40/01 Verwaltungsverfahren;
41/02 Passrecht Fremdenrecht;

Norm

AufG 1992 §5 Abs1;
AufG 1992 §5 Abs2;
AufG 1992 §5 Abs4;
AVG §58 Abs2;
FrG 1993 §10 Abs1 Z2;

Betreff

Der Verwaltungsgerichtshof hat durch den Vorsitzenden Senatspräsident Dr. Puck und die Hofräte Dr. Holeschofsky, Dr. Zens, Dr. Bayjones und Dr. Schick als Richter, im Beisein des Schriftführers Mag. Böheimer, über die Beschwerde des P in W, vertreten durch Dr. A, Rechtsanwalt in W, gegen den Bescheid des Bundesministers für Inneres vom 17. November 1995, Zl. 304.087/2-III/11/95, betreffend Aufenthaltsbewilligung, zu Recht erkannt:

Spruch

Der angefochtene Bescheid wird wegen Rechtswidrigkeit infolge Verletzung von Verfahrensvorschriften aufgehoben.

Der Bund (Bundesministerium für Inneres) hat dem Beschwerdeführer Aufwendungen in der Höhe von S 12.770,-- binnen zwei Wochen bei sonstiger Exekution zu ersetzen. Das Mehrbegehren wird abgewiesen.

Begründung

Mit dem im Instanzenzug ergangenen Bescheid des Bundesministers für Inneres vom 17. November 1995 wurde der Antrag des Beschwerdeführers auf Erteilung einer Aufenthaltsbewilligung gemäß § 5 Abs. 1 und 2 des Aufenthaltsgesetzes (AufG) "sowie" § 10 Abs. 1 Z. 2 des Fremdengesetzes (FrG) abgewiesen.

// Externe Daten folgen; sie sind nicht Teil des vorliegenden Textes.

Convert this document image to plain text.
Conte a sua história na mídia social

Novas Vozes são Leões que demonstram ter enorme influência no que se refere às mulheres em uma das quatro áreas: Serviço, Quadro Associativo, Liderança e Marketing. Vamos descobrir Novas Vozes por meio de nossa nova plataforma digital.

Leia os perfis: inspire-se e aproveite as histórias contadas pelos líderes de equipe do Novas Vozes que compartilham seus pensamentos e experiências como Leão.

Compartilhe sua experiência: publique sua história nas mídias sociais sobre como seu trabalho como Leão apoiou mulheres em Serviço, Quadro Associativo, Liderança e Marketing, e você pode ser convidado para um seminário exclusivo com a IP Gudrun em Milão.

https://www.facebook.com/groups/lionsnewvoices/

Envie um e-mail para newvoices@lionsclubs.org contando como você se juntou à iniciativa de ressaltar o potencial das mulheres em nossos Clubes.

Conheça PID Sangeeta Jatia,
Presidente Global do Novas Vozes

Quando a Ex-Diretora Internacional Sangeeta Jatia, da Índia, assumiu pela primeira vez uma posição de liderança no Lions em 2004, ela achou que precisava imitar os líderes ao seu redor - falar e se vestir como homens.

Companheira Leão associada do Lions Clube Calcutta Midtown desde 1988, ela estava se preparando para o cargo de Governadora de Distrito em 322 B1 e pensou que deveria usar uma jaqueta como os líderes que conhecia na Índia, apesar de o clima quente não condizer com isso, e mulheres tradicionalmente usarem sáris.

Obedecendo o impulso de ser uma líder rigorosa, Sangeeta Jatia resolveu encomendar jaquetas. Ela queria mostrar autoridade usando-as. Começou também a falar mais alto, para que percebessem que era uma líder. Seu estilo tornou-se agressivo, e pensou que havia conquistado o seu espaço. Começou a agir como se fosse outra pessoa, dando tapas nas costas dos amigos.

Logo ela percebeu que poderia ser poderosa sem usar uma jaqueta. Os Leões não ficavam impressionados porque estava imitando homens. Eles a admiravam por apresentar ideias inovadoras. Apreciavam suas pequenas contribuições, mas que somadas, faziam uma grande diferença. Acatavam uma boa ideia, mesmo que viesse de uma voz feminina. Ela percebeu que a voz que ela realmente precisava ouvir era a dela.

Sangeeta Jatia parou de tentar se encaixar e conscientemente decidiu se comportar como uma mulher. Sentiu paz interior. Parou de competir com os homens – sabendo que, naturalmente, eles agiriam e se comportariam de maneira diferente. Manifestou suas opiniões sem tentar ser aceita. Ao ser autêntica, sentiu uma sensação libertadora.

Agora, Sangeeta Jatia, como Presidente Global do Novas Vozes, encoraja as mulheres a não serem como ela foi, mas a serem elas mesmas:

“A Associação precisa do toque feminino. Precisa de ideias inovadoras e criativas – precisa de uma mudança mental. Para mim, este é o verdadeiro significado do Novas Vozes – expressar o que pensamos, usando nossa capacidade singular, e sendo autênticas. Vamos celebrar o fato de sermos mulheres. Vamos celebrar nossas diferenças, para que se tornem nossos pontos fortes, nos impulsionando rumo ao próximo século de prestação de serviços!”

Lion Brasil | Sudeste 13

Die Landesgeschäftsstelle des Arbeitsmarktservice habe die Unbedenklichkeit für die vom Beschwerdeführer angestrebte unselbständige Beschäftigung im Hinblick auf die Aufnahmefähigkeit des Arbeitsmarktes nicht bestätigt, woraus sich für die belangte Behörde "der Umstand" ergeben habe, "aus diesem Grunde" den Antrag des Beschwerdeführers abzulehnen. Dies deshalb, weil der Beschwerdeführer gemäß § 2 Ausländerbeschäftigungsgesetz (AuslBG) einer Berechtigung nach diesem Bundesgesetz zur Ausübung einer unselbständigen Erwerbstätigkeit bedürfe. Da er weder über eine gültige Sicherungsbescheinigung, Beschäftigungsbewilligung, Arbeitserlaubnis oder über einen Befreiungsschein verfüge noch eine Mitteilung des Arbeitsmarktservice im Sinne des § 5 Abs. 4 AufG voliege, sei der vom Beschwerdeführer beabsichtigte Aufenthaltszweck aufgrund der tatsächlichen Arbeitsmarktsituation verfehlt. Somit stehe fest, daß der Beschwerdeführer nicht berechtigt sei, sich zur Ausübung einer unselbständigen Erwerbstätigkeit in Österreich aufzuhalten.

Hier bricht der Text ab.